If the business owner has less than the threshold amounts, it is then fairly straightforward. Take the QBI and deduct 20 percent of it against that specific trade or business. If the business owner’s taxable income is above the income limits you will need to determine if the business is a specified service trade or business (SSTB). Under 199A a specified service trade or business is defined as:

any trade or business involving the performance of services in the fields of health, law, accounting, actuarial science, performing arts, consulting, athletics, financial services, brokerage services, or any trade or business where the principal asset of such trade or business is the reputation or skill of 1 or more of its employees. [TCJA removed architecture & engineering].

The new regulations did help define a few areas of what it means to be a SSTB for purposes of 199A. For example, whether a business identifies as a SSTB is a factual determination, and several examples were provided by the IRS to clarify this. Additionally, for any trade or business with gross receipts of $25 million or less, if more than 10 percent of gross revenue comes from a SSTB activity then the entire business will be treated as a SSTB and subject to the 199A limitations. For businesses above the $25 million mark in gross revenue, if just 5 percent or more of the revenue comes from a SSTB activity then the entire business is treated as such.

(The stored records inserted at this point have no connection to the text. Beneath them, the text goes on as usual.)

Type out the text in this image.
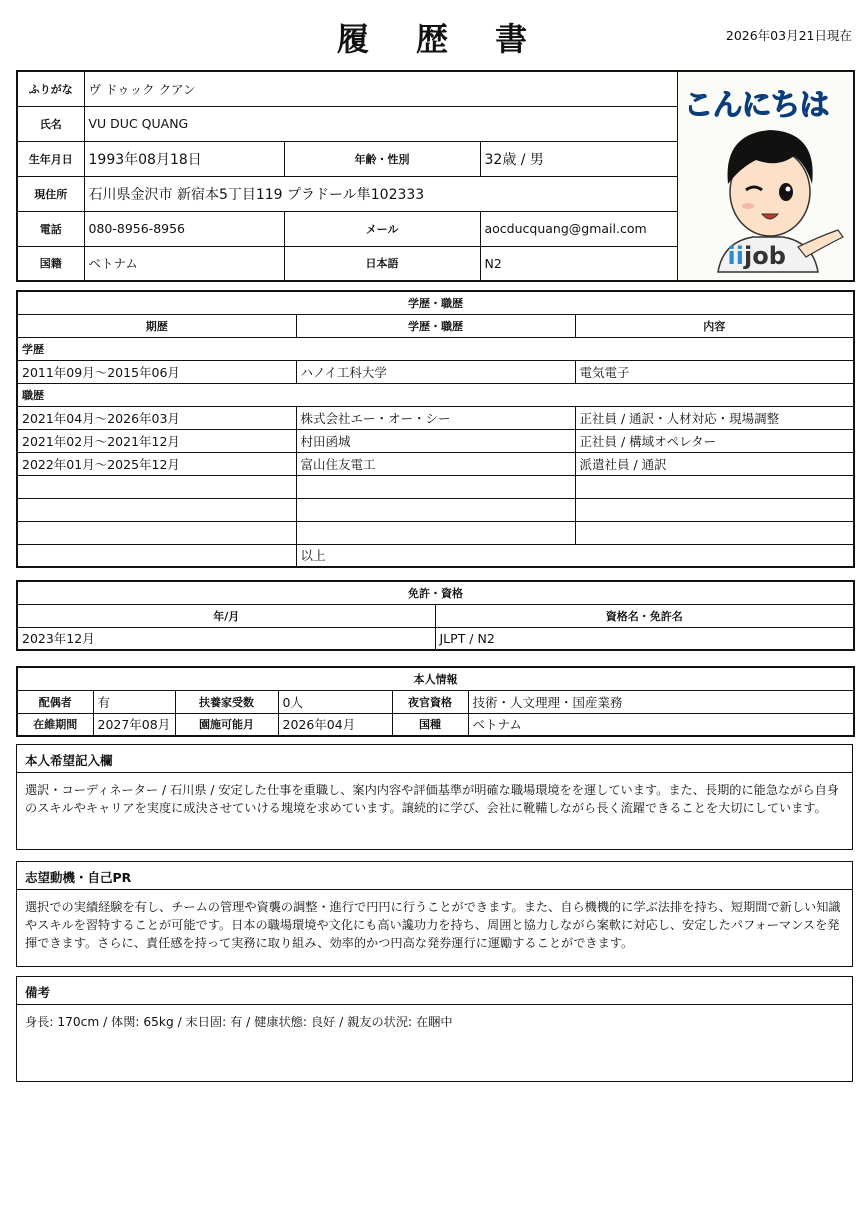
履 歴 書	2026年03月21日現在
ふりがな	ヴ ドゥック クアン			こんにちは
iijob

氏名	VU DUC QUANG			
生年月日	1993年08月18日	年齢・性別	32歳 / 男	
現住所	石川県金沢市 新宿本5丁目119 プラドール隼102333			
電話	080-8956-8956	メール	aocducquang@gmail.com	
国籍	ベトナム	日本語	N2	
学歴・職歴		
期歴	学歴・職歴	内容
学歴		
2011年09月～2015年06月	ハノイ工科大学	電気電子
職歴		
2021年04月～2026年03月	株式会社エー・オー・シー	正社員 / 通訳・人材対応・現場調整
2021年02月～2021年12月	村田函城	正社員 / 構域オペレター
2022年01月～2025年12月	富山住友電工	派遣社員 / 通訳

	以上	
免許・資格	
年/月	資格名・免許名
2023年12月	JLPT / N2
本人情報					
配偶者	有	扶養家受数	0人	夜官資格	技術・人文理理・国産業務
在維期間	2027年08月	園施可能月	2026年04月	国種	ベトナム
本人希望記入欄
選訳・コーディネーター / 石川県 / 安定した仕事を重職し、案内内容や評価基準が明確な職場環境をを運しています。また、長期的に能急ながら自身のスキルやキャリアを実度に成決させていける塊境を求めています。譲続的に学び、会社に靴鞴しながら長く流躍できることを大切にしています。
志望動機・自己PR
選択での実績経験を有し、チームの管理や資襲の調整・進行で円円に行うことができます。また、自ら機機的に学ぶ法排を持ち、短期間で新しい知識やスキルを習特することが可能です。日本の職場環境や文化にも高い讒功力を持ち、周囲と協力しながら案軟に対応し、安定したパフォーマンスを発揮できます。さらに、責任感を持って実務に取り組み、効率的かつ円高な発券運行に運勵することができます。
備考
身長: 170cm / 体関: 65kg / 末日固: 有 / 健康状態: 良好 / 親友の状況: 在睏中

The de minimis rule could hinder a large number of companies from taking advantage of the 199A deduction. The IRS provided an example of a landscaping company that does design services as part of its business. Design services can be considered consulting services and if the receipts were 10 percent or more from the consulting, the entire business would be treated as a SSTB. It is the consulting side that could entangle a lot of businesses. So be aware of your business bills and the specified services you offer. Think of a technology company that sells computers and software, but also does consulting. This could pull the company back into the SSTB limitations for 199A and cost the business owner the entire 199A deduction.

If a trade of business provides services or property back to a SSTB that has 50 percent or more common ownership, the trade or services provided back to the SSTB will also be treated as a SSTB. The example provided by the IRS shows a Law Firm that provides legal services, a SSTB, that owns a partnership that owns an office building that it rents back to the law firm.

Since both partnerships are owned by the same owners of the SSTB, both businesses would be treated as a SSTB even though typically a rental company is not a SSTB.

So, let’s now look at what happens if you are an owner of a SSTB with taxable income over the income-limitation thresholds. Between the threshold of $157,500 to $207,500, the deduction gets phased out. So, if you go over the $207,500 you cannot get a 199A deduction for a single filer with a SSTB. However, let’s say instead you have $182,500 of taxable income in 2018. You would then be entitled to 50 percent of the 199A deduction for your SSTB because you were only half of the way through the phase-out range.